L'histoire humaine est pleine d'inventions qui avaient pour but de permettre aux populations mais surtout à leur gouvernants, de décrire les territoires pour pouvoir mieux les contrôler et éventuellement en chasser les ennemis (« La géographie ça sert d'abord à faire la guerre »). Les hommes ont commencé par dessiner des traces sur les sols argileux ou sablonneux, ou sur les parois rocheuses de leurs cavernes. Puis il les ont gravées sur des cailloux, des écorces de bois, des tablettes d'argile, puis ils ont usé d'encre pour les dessiner sur des rouleaux de papyrus, puis sur du papier, et enfin dans des livres et sur des cartes qu'il ont précieusement rangés dans des bibliothèques et des cartothèques. Les gouvernants et les commerçants ont compris qu'ils ne pourraient pas se passer de ces descriptions de leurs territoires s'ils voulaient les contrôler et les marquer de leur empreinte. C'est ainsi que les Egyptiens ont inventé avant l'heure le géomarketing en calculant où il fallait implanter silos à grains pour satisfaire le peuple et où devaient être construites les pyramides pour qu'elles puissent être visibles depuis un horizon lointain et pour longtemps et où devaient être implantés les obélisques qui complétaient le système de signalisation verticale. Plusieurs siècles plus tard ces équipements ont aidé le petit Napoléon à devenir grand et à se repérer lors de sa campagne d'Egypte. Quant aux Phéniciens, ils ont mis au point les premiers systèmes embarqués de navigation, ancêtres des GPS, pour les besoins de leurs tournées en bons VRP qu'ils étaient sur leurs navires marchands en Méditerranée.
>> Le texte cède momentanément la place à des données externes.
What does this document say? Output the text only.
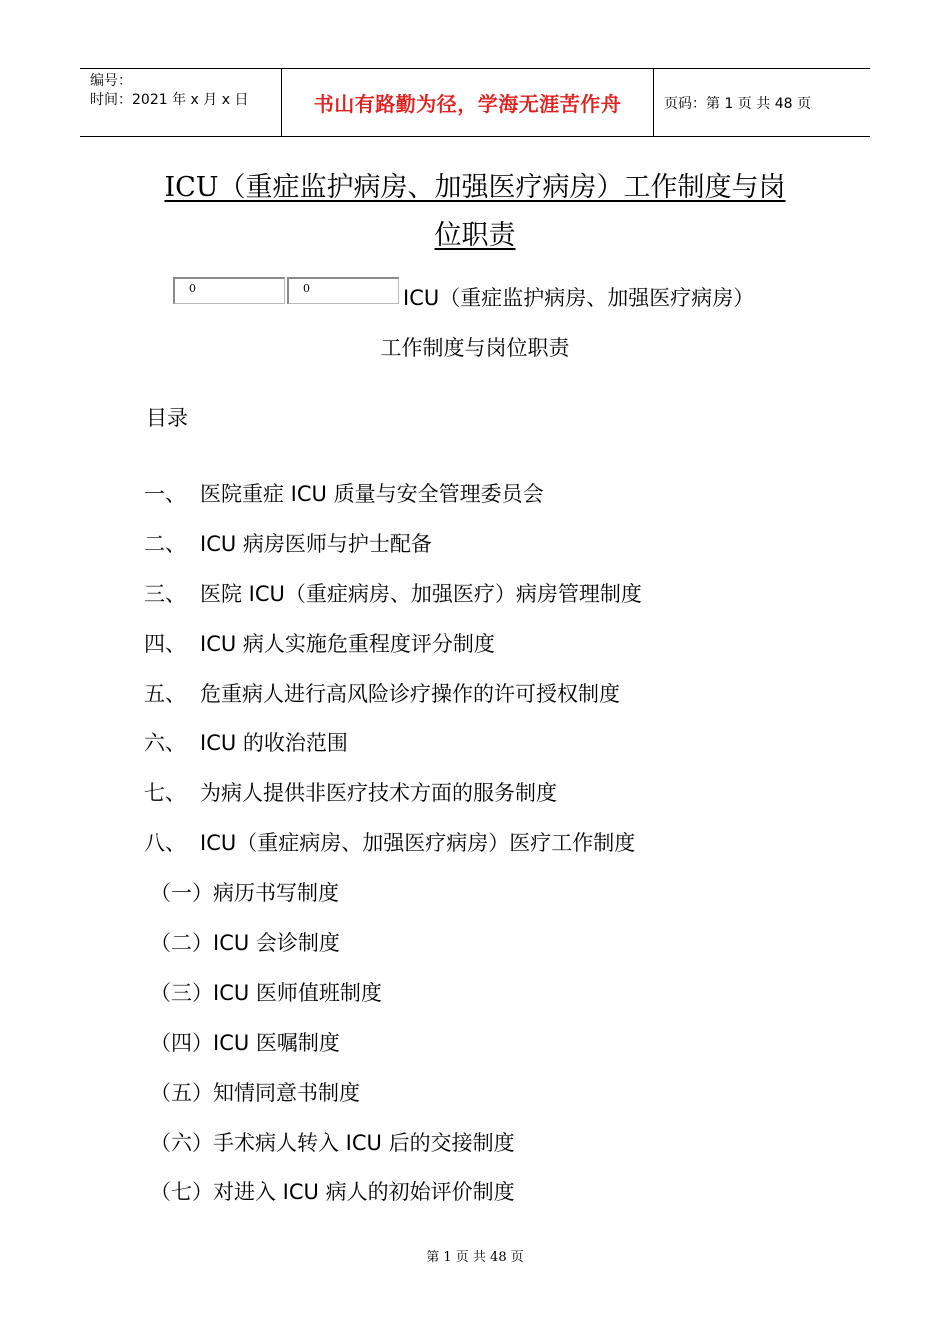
编号：
时间：2021 年 x 月 x 日	书山有路勤为径，学海无涯苦作舟	页码：第 1 页 共 48 页
ICU（重症监护病房、加强医疗病房）工作制度与岗
位职责
0	0	ICU（重症监护病房、加强医疗病房）
工作制度与岗位职责
目录
一、 医院重症 ICU 质量与安全管理委员会
二、 ICU 病房医师与护士配备
三、 医院 ICU（重症病房、加强医疗）病房管理制度
四、 ICU 病人实施危重程度评分制度
五、 危重病人进行高风险诊疗操作的许可授权制度
六、 ICU 的收治范围
七、 为病人提供非医疗技术方面的服务制度
八、 ICU（重症病房、加强医疗病房）医疗工作制度
（一）病历书写制度
（二）ICU 会诊制度
（三）ICU 医师值班制度
（四）ICU 医嘱制度
（五）知情同意书制度
（六）手术病人转入 ICU 后的交接制度
（七）对进入 ICU 病人的初始评价制度
第 1 页 共 48 页
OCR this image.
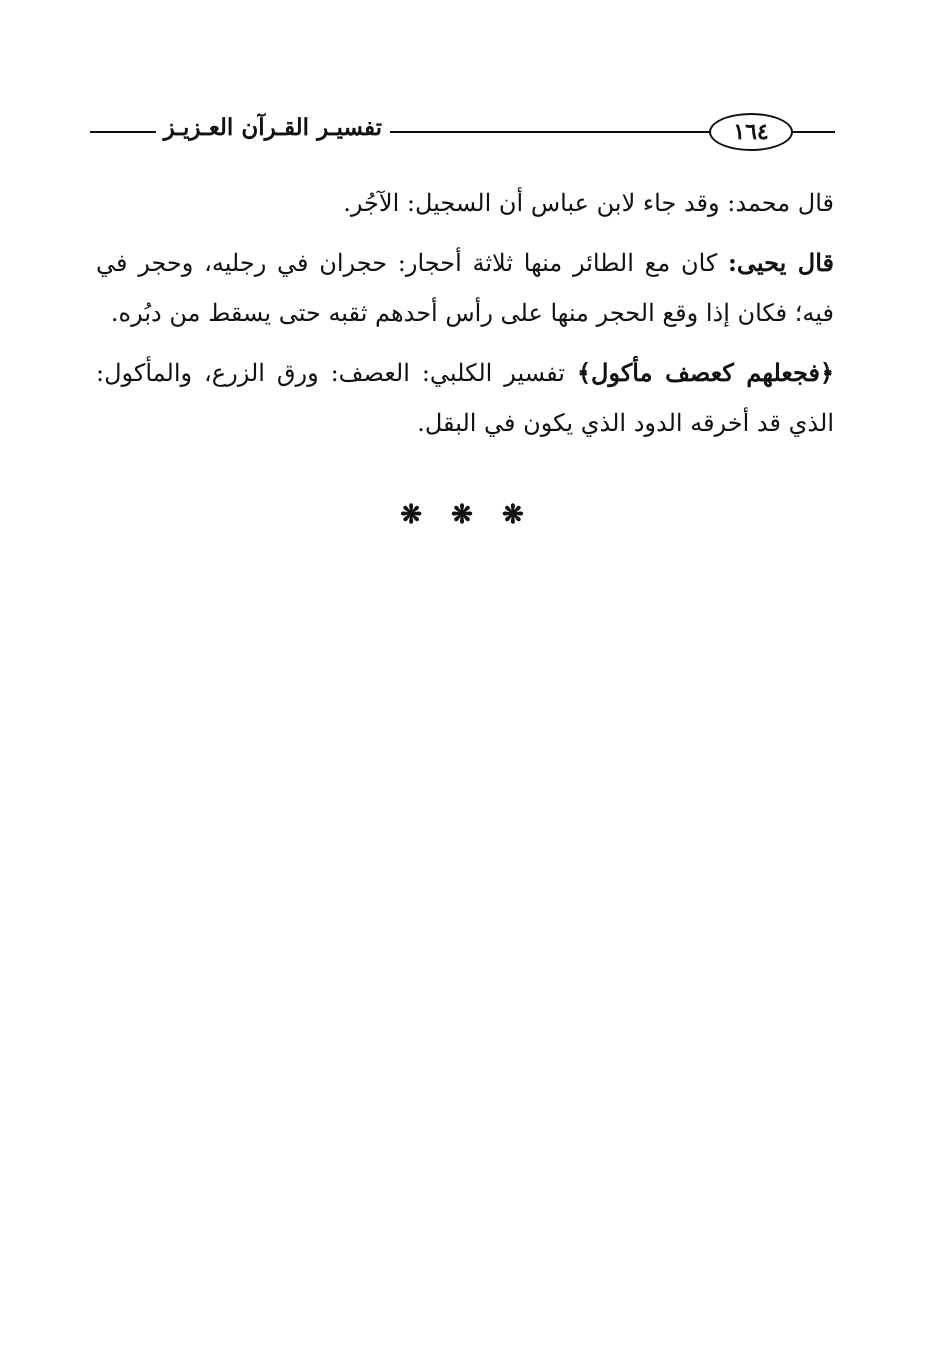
تفسيـر القـرآن العـزيـز	١٦٤

قال محمد: وقد جاء لابن عباس أن السجيل: الآجُر.

قال يحيى: كان مع الطائر منها ثلاثة أحجار: حجران في رجليه، وحجر في فيه؛ فكان إذا وقع الحجر منها على رأس أحدهم ثقبه حتى يسقط من دبُره.

﴿فجعلهم كعصف مأكول﴾ تفسير الكلبي: العصف: ورق الزرع، والمأكول: الذي قد أخرقه الدود الذي يكون في البقل.

❋ ❋ ❋
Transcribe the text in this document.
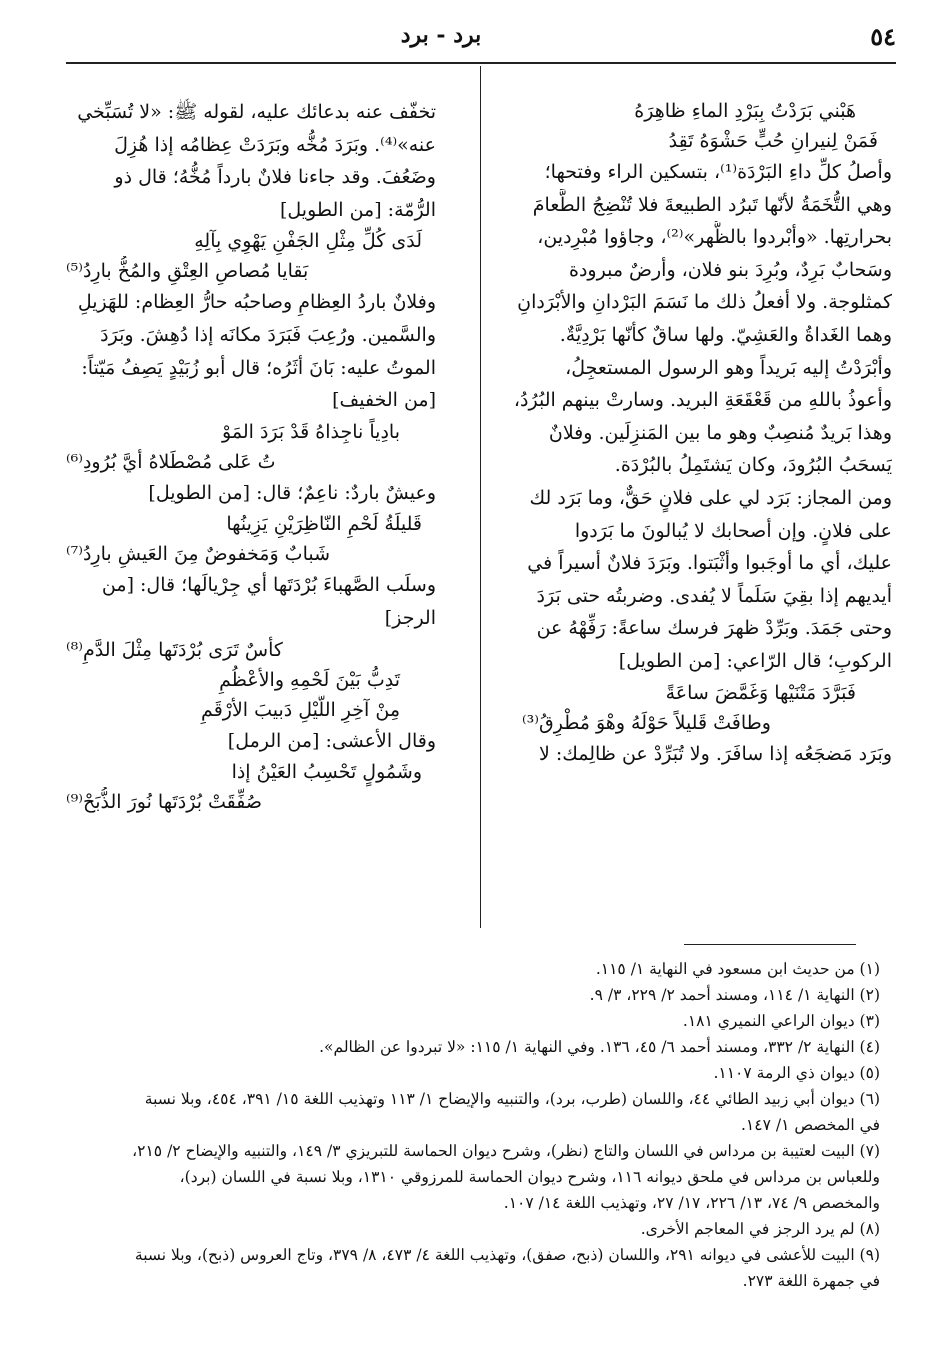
٥٤
برد - برد
هَبْني بَرَدْتُ بِبَرْدِ الماءِ ظاهِرَهُ
فَمَنْ لِنيرانِ حُبٍّ حَشْوَهُ تَقِدُ
وأصلُ كلِّ داءِ البَرْدَة⁽¹⁾، بتسكين الراء وفتحها؛
وهي التُّخَمَةُ لأنّها تَبرُد الطبيعةَ فلا تُنْضِجُ الطَّعامَ
بحرارتِها. «وأبْردوا بالظُّهر»⁽²⁾، وجاؤوا مُبْرِدين،
وسَحابٌ بَرِدٌ، وبُرِدَ بنو فلان، وأرضٌ مبرودة
كمثلوجة. ولا أفعلُ ذلك ما نَسَمَ البَرْدانِ والأبْرَدانِ
وهما الغَداةُ والعَشِيّ. ولها ساقٌ كأنّها بَرْدِيَّةٌ.
وأبْرَدْتُ إليه بَريداً وهو الرسول المستعجِلُ،
وأعوذُ باللهِ من قَعْقَعَةِ البريد. وسارتْ بينهم البُرُدُ،
وهذا بَريدٌ مُنصِبٌ وهو ما بين المَنزِلَين. وفلانٌ
يَسحَبُ البُرُودَ، وكان يَشتَمِلُ بالبُرْدَة.
ومن المجاز: بَرَد لي على فلانٍ حَقٌّ، وما بَرَد لك
على فلانٍ. وإن أصحابك لا يُبالونَ ما بَرَدوا
عليك، أي ما أوجَبوا وأثْبَتوا. وبَرَدَ فلانٌ أسيراً في
أيديهم إذا بقِيَ سَلَماً لا يُفدى. وضربتُه حتى بَرَدَ
وحتى جَمَدَ. وبَرِّدْ ظهرَ فرسك ساعةً: رَفِّهْهُ عن
الركوبِ؛ قال الرّاعي: [من الطويل]
فَبَرَّدَ مَتْنَيْها وَغَمَّضَ ساعَةً
وطافَتْ قَليلاً حَوْلَهُ وهْوَ مُطْرِقُ⁽³⁾
وبَرَد مَضجَعُه إذا سافَرَ. ولا تُبَرِّدْ عن ظالِمك: لا
تخفّف عنه بدعائك عليه، لقوله ﷺ: «لا تُسَبِّخي
عنه»⁽⁴⁾. وبَرَدَ مُخُّه وبَرَدَتْ عِظامُه إذا هُزِلَ
وضَعُفَ. وقد جاءنا فلانٌ بارداً مُخُّهُ؛ قال ذو
الرُّمّة: [من الطويل]
لَدَى كُلِّ مِثْلِ الجَفْنِ يَهْوِي بِآلِهِ
بَقايا مُصاصِ العِتْقِ والمُخُّ بارِدُ⁽⁵⁾
وفلانٌ باردُ العِظامِ وصاحبُه حارُّ العِظام: للهَزيلِ
والسَّمين. ورُعِبَ فَبَرَدَ مكانَه إذا دُهِشَ. وبَرَدَ
الموتُ عليه: بَانَ أثَرُه؛ قال أبو زُبَيْدٍ يَصِفُ مَيّتاً:
[من الخفيف]
بادِياً ناجِذاهُ قَدْ بَرَدَ المَوْ
تُ عَلى مُصْطَلاهُ أيَّ بُرُودِ⁽⁶⁾
وعيشٌ باردٌ: ناعِمٌ؛ قال: [من الطويل]
قَليلَةُ لَحْمِ النّاظِرَيْنِ يَزِينُها
شَبابٌ وَمَخفوضٌ مِنَ العَيشِ بارِدُ⁽⁷⁾
وسلَب الصَّهباءَ بُرْدَتَها أي جِرْيالَها؛ قال: [من
الرجز]
كأسٌ تَرَى بُرْدَتَها مِثْلَ الدَّمِ⁽⁸⁾
تَدِبُّ بَيْنَ لَحْمِهِ والأعْظُمِ
مِنْ آخِرِ اللَّيْلِ دَبيبَ الأرْقَمِ
وقال الأعشى: [من الرمل]
وشَمُولٍ تَحْسِبُ العَيْنُ إذا
صُفِّقَتْ بُرْدَتَها نُورَ الذُّبَحْ⁽⁹⁾
(١) من حديث ابن مسعود في النهاية ١/ ١١٥.
(٢) النهاية ١/ ١١٤، ومسند أحمد ٢/ ٢٢٩، ٣/ ٩.
(٣) ديوان الراعي النميري ١٨١.
(٤) النهاية ٢/ ٣٣٢، ومسند أحمد ٦/ ٤٥، ١٣٦. وفي النهاية ١/ ١١٥: «لا تبردوا عن الظالم».
(٥) ديوان ذي الرمة ١١٠٧.
(٦) ديوان أبي زبيد الطائي ٤٤، واللسان (طرب، برد)، والتنبيه والإيضاح ١/ ١١٣ وتهذيب اللغة ١٥/ ٣٩١، ٤٥٤، وبلا نسبة
في المخصص ١/ ١٤٧.
(٧) البيت لعتيبة بن مرداس في اللسان والتاج (نظر)، وشرح ديوان الحماسة للتبريزي ٣/ ١٤٩، والتنبيه والإيضاح ٢/ ٢١٥،
وللعباس بن مرداس في ملحق ديوانه ١١٦، وشرح ديوان الحماسة للمرزوقي ١٣١٠، وبلا نسبة في اللسان (برد)،
والمخصص ٩/ ٧٤، ١٣/ ٢٢٦، ١٧/ ٢٧، وتهذيب اللغة ١٤/ ١٠٧.
(٨) لم يرد الرجز في المعاجم الأخرى.
(٩) البيت للأعشى في ديوانه ٢٩١، واللسان (ذبح، صفق)، وتهذيب اللغة ٤/ ٤٧٣، ٨/ ٣٧٩، وتاج العروس (ذبح)، وبلا نسبة
في جمهرة اللغة ٢٧٣.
Enfin, plus près de nous, voilà 40 ans, dans quelques rues parisiennes, des étudiants faisaient l'expérience que savoir se déplacer dans les rues et savoir où se trouvaient les forces de l'ordre pour pouvoir les affronter ou les éviter était indispensable. De leur côté, les forces de l'ordre avaient besoin de pouvoir canaliser les jeunes trublions vers les rues où il serait plus facile de les attraper dans des filets lacrymogénéisés. Et avant les événements de mai68, la confrontation entre des forces de l'ordre et des contestataires a toujours été une histoire de géographie et de cartographie, comme l'avait bien compris le Baron Haussmann. La géolocalisation de la révolution, réelle elle, est donc bien née avant une prétendue révolution de la géolocalisation.

La géolocalisation « moderne » consiste à utiliser les technologies d'information et de communication pour localiser un individu ou un groupe d'individus. En fonction de l'endroit où un individu se trouve, celui-ci peut demander à ce que les systèmes mis au point l'aident à se repérer et à savoir par où passer pour aller d'un point A à un point B. C'est le domaine de la cartographie et de la navigation, embarquée dans des appareils spécifiques comme les terminaux GPS ou multi-fonctions comme les téléphones portables. Trouver son chemin en voiture, à pied, à dos de cheval ou de dromadaire est ainsi sensé devenir plus simple. Finies les disputes conjugales dans les voitures à cause des capacités respectives prétendument quasi-génétiques de monsieur et madame à savoir lire ou ne pas lire une carte routière... Il suffit de quelques clics et nous voilà partis en nous laissant guider par une voix synthétique mais qui ne nous permet pas encore, pour l'instant, d'aller jusqu'à fermer les yeux.

Les militaires américains, grands amateurs de nouvelles technologies, ont donc conçu et lancé dans les années 80 et 90 des satellites capables d'émettre des signaux qui, les uns combinés avec les autres, permettent aux appareils capable de recevoir ces signaux de calculer en temps réel sa position sur la terre. Le système de Global Positioning System (GPS) était né.

Conçu d'abord pour des applications dans le domaine militaire, les « gentils militaires américains », dans leur grande bonté, ont accepté de « civiliser » le dispositif. Il est devenu ainsi possible d'utiliser les signaux des satellites du GPS pour des applications dans le domaine civil et de faire en sorte que toute personne équipé d'un appareil de réception GPS puisse s'en servir pour ses usages propres sans avoir à déposer une demande en trois exemplaires ni à attendre le bon vouloir de l'administration américaine ou d'un marchand aux dents longues en situation de monopole.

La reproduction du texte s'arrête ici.